I’m working with this dataset in Kaggle and I’ve seen some projects where the target
SalePrice has been transformed with a log transform.
I don’t understand why, is it necessary?
For example here:
#applying log transformation
df_train['SalePrice'] = np.log(df_train['SalePrice'])
Did you read that notebook?
…Ok, ‘SalePrice’ is not normal. It shows ‘peakedness’, positive skewness and does not follow the diagonal line.
But everything’s not lost. A simple data transformation can solve the problem. This is one of the awesome things you can learn in statistical books: in case of positive skewness, log transformations usually works well…
Sometimes it’s better to transform the data to increase the accuracy or to get a better linear coeficient.

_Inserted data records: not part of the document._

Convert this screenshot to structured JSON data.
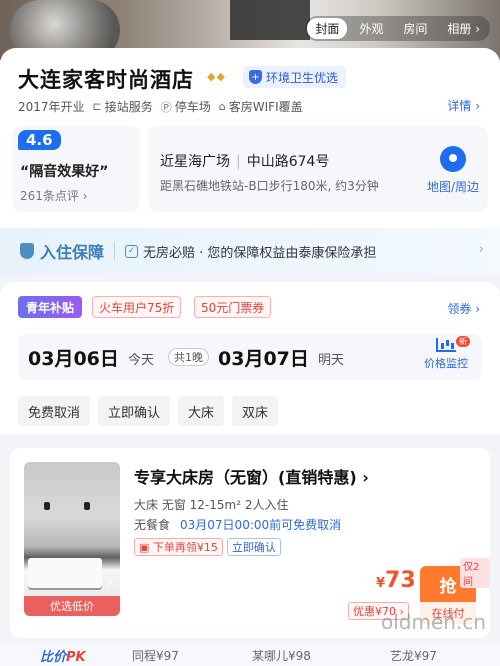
{
  "photo_tabs": [
    "封面",
    "外观",
    "房间",
    "相册 ›"
  ],
  "hotel": {
    "name": "大连家客时尚酒店",
    "diamonds": "◆◆",
    "eco_badge": "环境卫生优选",
    "opened": "2017年开业",
    "facilities": [
      "接站服务",
      "停车场",
      "客房WIFI覆盖"
    ],
    "details_link": "详情 ›"
  },
  "rating": {
    "score": "4.6",
    "quote": "“隔音效果好”",
    "reviews": "261条点评 ›"
  },
  "location": {
    "landmark": "近星海广场",
    "address": "中山路674号",
    "distance": "距黑石礁地铁站-B口步行180米, 约3分钟",
    "map_label": "地图/周边"
  },
  "guarantee": {
    "title": "入住保障",
    "text": "无房必赔 · 您的保障权益由泰康保险承担"
  },
  "promotions": {
    "youth": "青年补贴",
    "items": [
      "火车用户75折",
      "50元门票券"
    ],
    "coupon_link": "领券 ›"
  },
  "dates": {
    "checkin": "03月06日",
    "checkin_day": "今天",
    "nights": "共1晚",
    "checkout": "03月07日",
    "checkout_day": "明天",
    "monitor_label": "价格监控",
    "monitor_new": "新"
  },
  "filters": [
    "免费取消",
    "立即确认",
    "大床",
    "双床"
  ],
  "room": {
    "name": "专享大床房（无窗）(直销特惠) ›",
    "spec": "大床  无窗  12-15m²  2人入住",
    "meal": "无餐食",
    "cancel": "03月07日00:00前可免费取消",
    "tag_coupon": "下单再领¥15",
    "tag_confirm": "立即确认",
    "image_count": "7",
    "image_tag": "优选低价",
    "price_currency": "¥",
    "price": "73",
    "discount": "优惠¥70 ›",
    "grab_label": "抢",
    "grab_sub": "在线付",
    "stock": "仅2间"
  },
  "compare": {
    "title": "比价",
    "title_pk": "PK",
    "items": [
      "同程¥97",
      "某哪儿¥98",
      "艺龙¥97"
    ]
  },
  "watermark": "oldmen.cn"
}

I recomend you to read that section of the notebook and look into it in statistics books
Yes I did.
But should it be done regardless of the algorithm applied, or if we only use linear regression?

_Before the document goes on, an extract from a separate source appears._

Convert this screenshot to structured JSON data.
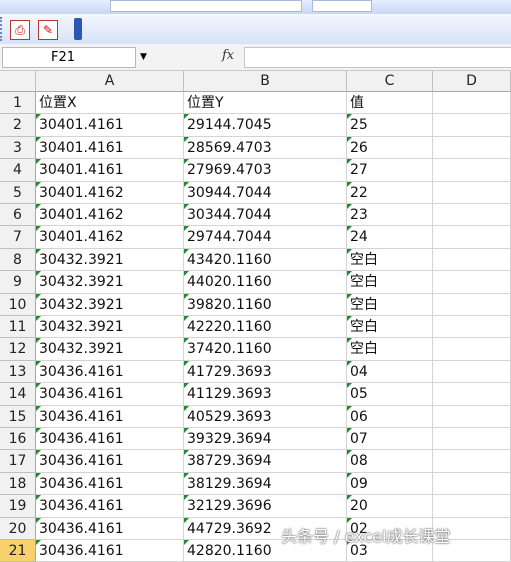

Actually it depends of the distribution of the data. If i remember my statistics/physics lessons correctly is not always a good idea to work with left or right skewed data, so you normalize it with different methods, min/max, standard deviaton, transform it in a logaritmic scale and then you use the model that you want to use ie linear regression (wich actually in the case of a logaritmic scale is a logaritmic regression)
This article explains it better
Ok thank you! I’ll read that article.
I didn’t know that we also can normalize the output variable so my head .
I thought these methods (rescaling, normalizing…) were only applied to the input variables to prepare them for machine learning.